ParaAMR: A Large-Scale Syntactically Diverse Paraphrase Dataset by AMR Back-Translation
This addresses the need for scalable and diverse paraphrase data for NLP tasks, though it is incremental as it builds on existing back-translation methods with a new representation.
The authors tackled the problem of generating syntactically diverse paraphrases by creating ParaAMR, a large-scale dataset using abstract meaning representation back-translation, which showed improved syntactic diversity while maintaining semantic similarity in evaluations.

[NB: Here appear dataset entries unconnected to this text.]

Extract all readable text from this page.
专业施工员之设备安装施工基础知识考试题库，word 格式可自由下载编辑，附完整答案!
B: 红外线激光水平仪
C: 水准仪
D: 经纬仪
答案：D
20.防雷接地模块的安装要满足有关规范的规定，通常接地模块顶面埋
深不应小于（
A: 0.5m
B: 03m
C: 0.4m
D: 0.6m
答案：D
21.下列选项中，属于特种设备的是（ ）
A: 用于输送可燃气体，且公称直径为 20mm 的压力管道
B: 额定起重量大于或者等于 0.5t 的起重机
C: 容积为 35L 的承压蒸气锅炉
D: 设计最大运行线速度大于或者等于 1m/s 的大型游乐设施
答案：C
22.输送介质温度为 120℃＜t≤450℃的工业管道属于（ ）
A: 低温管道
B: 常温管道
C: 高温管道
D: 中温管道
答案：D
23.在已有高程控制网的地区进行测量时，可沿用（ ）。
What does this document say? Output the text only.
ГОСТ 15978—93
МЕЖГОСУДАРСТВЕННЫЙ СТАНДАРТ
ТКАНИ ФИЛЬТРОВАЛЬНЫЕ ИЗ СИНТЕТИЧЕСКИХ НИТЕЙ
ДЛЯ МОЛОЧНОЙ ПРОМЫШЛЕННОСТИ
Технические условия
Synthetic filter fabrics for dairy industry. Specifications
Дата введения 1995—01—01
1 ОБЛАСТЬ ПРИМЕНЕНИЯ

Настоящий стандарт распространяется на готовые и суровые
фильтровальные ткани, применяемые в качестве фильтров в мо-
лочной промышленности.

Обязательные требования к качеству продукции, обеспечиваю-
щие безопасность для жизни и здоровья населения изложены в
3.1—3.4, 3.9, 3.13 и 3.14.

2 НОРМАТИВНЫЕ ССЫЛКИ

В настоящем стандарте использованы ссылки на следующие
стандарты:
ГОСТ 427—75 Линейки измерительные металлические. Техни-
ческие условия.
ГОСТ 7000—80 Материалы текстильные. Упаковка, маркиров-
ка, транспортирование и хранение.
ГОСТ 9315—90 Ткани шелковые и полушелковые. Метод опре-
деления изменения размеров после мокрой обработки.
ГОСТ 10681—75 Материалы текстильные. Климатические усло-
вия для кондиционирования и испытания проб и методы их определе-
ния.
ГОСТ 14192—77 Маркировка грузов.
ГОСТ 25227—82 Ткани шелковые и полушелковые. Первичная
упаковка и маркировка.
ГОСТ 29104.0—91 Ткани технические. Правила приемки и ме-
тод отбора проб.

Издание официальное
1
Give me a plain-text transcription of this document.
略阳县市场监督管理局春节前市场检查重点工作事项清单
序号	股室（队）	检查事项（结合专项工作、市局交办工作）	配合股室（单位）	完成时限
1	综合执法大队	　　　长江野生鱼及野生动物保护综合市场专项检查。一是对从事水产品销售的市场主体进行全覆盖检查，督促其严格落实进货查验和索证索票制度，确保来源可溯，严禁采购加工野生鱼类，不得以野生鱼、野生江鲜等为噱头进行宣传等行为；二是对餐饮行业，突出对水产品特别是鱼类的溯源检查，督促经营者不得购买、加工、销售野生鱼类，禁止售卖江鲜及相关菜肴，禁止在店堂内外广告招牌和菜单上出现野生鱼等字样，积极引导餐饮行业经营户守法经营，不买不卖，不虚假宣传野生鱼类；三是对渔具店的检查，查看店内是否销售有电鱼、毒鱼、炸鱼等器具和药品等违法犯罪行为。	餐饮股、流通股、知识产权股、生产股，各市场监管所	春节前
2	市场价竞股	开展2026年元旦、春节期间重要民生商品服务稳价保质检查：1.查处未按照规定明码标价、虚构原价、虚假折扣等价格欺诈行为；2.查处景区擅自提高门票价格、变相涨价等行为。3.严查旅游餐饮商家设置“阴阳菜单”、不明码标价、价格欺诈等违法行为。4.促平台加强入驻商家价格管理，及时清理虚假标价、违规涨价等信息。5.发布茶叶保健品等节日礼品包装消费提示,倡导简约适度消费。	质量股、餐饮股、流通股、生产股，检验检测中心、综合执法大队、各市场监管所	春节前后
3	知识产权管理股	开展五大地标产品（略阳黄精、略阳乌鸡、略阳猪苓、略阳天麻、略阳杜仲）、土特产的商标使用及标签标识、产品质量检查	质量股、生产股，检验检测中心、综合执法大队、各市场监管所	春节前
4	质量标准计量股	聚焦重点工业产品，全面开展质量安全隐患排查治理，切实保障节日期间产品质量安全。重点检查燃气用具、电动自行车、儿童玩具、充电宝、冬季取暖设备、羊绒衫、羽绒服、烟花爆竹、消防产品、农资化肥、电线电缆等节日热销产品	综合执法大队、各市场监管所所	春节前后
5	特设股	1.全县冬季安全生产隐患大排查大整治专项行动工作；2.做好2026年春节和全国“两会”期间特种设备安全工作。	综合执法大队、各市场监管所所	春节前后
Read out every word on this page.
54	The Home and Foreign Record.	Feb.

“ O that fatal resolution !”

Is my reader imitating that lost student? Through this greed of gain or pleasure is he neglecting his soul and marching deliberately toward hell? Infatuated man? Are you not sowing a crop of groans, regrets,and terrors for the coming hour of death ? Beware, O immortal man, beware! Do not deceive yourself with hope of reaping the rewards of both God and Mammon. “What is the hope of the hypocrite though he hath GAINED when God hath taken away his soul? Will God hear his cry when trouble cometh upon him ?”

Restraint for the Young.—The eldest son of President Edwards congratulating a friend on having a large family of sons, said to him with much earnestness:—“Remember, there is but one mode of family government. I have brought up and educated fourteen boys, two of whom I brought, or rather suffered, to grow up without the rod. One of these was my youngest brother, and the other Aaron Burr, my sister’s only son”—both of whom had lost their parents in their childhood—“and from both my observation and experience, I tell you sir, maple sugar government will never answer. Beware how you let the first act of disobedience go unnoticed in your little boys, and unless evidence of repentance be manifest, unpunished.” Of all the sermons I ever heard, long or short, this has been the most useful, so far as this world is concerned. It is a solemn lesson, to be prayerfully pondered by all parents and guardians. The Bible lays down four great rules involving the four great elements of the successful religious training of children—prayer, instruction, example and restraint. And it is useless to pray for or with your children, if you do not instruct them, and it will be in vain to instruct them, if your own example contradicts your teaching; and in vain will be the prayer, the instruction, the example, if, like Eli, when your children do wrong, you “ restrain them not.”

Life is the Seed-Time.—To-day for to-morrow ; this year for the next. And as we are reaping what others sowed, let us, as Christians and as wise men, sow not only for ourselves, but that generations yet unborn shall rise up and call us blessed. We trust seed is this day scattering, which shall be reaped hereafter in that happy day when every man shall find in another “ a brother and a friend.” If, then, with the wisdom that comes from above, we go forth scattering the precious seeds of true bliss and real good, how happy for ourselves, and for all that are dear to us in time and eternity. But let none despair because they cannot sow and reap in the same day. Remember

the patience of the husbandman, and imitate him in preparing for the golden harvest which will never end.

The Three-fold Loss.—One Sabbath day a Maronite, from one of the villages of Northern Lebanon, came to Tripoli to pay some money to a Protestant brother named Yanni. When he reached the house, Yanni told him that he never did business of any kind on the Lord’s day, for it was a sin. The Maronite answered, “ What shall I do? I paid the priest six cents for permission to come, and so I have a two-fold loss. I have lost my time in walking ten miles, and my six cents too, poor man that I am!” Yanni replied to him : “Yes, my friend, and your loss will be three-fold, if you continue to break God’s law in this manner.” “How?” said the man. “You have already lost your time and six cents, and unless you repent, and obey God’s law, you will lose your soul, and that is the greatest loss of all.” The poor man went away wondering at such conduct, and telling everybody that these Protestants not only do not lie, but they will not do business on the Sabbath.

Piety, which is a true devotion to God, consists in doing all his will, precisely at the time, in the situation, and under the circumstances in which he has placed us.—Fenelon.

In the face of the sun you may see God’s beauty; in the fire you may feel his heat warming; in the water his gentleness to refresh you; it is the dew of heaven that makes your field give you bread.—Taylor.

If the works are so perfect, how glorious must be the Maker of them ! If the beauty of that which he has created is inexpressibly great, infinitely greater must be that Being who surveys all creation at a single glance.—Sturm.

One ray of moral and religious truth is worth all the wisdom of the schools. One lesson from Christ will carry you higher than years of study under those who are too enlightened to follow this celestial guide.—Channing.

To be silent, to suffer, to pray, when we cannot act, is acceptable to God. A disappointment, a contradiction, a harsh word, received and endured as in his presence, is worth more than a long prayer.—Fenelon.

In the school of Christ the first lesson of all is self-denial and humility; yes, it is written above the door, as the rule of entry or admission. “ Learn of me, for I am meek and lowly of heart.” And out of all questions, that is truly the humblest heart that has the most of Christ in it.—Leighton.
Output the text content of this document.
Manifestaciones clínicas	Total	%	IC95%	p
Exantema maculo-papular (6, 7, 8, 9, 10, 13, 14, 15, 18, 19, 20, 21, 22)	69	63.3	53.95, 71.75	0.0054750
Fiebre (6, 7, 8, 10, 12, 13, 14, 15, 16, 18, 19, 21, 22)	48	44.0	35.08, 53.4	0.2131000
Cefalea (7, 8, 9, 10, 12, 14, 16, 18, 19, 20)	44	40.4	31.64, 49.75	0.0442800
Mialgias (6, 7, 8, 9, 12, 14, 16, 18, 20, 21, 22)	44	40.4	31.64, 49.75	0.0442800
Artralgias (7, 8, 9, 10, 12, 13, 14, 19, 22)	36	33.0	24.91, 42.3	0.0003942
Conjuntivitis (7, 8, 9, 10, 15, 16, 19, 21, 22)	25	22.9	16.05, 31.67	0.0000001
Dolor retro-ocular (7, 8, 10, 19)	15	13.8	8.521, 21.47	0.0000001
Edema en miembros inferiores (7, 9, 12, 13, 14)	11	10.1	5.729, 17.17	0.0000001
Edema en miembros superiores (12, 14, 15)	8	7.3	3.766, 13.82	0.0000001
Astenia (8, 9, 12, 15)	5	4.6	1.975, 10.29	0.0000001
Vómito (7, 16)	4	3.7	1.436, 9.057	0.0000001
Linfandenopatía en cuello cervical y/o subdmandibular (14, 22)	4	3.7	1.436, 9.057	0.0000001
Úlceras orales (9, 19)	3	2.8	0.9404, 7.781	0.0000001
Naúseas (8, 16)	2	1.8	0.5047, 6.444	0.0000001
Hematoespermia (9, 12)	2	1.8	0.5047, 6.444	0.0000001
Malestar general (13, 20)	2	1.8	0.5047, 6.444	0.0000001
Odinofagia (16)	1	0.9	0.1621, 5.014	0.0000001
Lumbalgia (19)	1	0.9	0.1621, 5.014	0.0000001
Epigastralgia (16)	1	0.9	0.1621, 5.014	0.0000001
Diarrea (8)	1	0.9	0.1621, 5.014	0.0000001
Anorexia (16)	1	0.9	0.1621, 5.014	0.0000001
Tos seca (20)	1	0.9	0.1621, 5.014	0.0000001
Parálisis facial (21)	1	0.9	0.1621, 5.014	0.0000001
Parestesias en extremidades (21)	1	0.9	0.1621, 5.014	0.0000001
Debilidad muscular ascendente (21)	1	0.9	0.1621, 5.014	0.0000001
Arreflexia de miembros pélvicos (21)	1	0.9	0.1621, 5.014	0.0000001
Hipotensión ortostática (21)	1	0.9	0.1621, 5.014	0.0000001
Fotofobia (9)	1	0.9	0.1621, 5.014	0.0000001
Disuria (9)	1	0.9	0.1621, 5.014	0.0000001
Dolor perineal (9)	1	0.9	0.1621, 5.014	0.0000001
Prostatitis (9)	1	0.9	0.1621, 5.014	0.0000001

Paraphrase generation is a long-standing task in natural language processing (NLP). Supervised paraphrase generation models, which rely on human-annotated paraphrase pairs, are cost-inefficient and hard to scale up. On the other hand, automatically annotated paraphrase pairs (e.g., by machine back-translation), usually suffer from the lack of syntactic diversity -- the generated paraphrase sentences are very similar to the source sentences in terms of syntax. In this work, we present ParaAMR, a large-scale syntactically diverse paraphrase dataset created by abstract meaning representation back-translation. Our quantitative analysis, qualitative examples, and human evaluation demonstrate that the paraphrases of ParaAMR are syntactically more diverse compared to existing large-scale paraphrase datasets while preserving good semantic similarity. In addition, we show that ParaAMR can be used to improve on three NLP tasks: learning sentence embeddings, syntactically controlled paraphrase generation, and data augmentation for few-shot learning. Our results thus showcase the potential of ParaAMR for improving various NLP applications.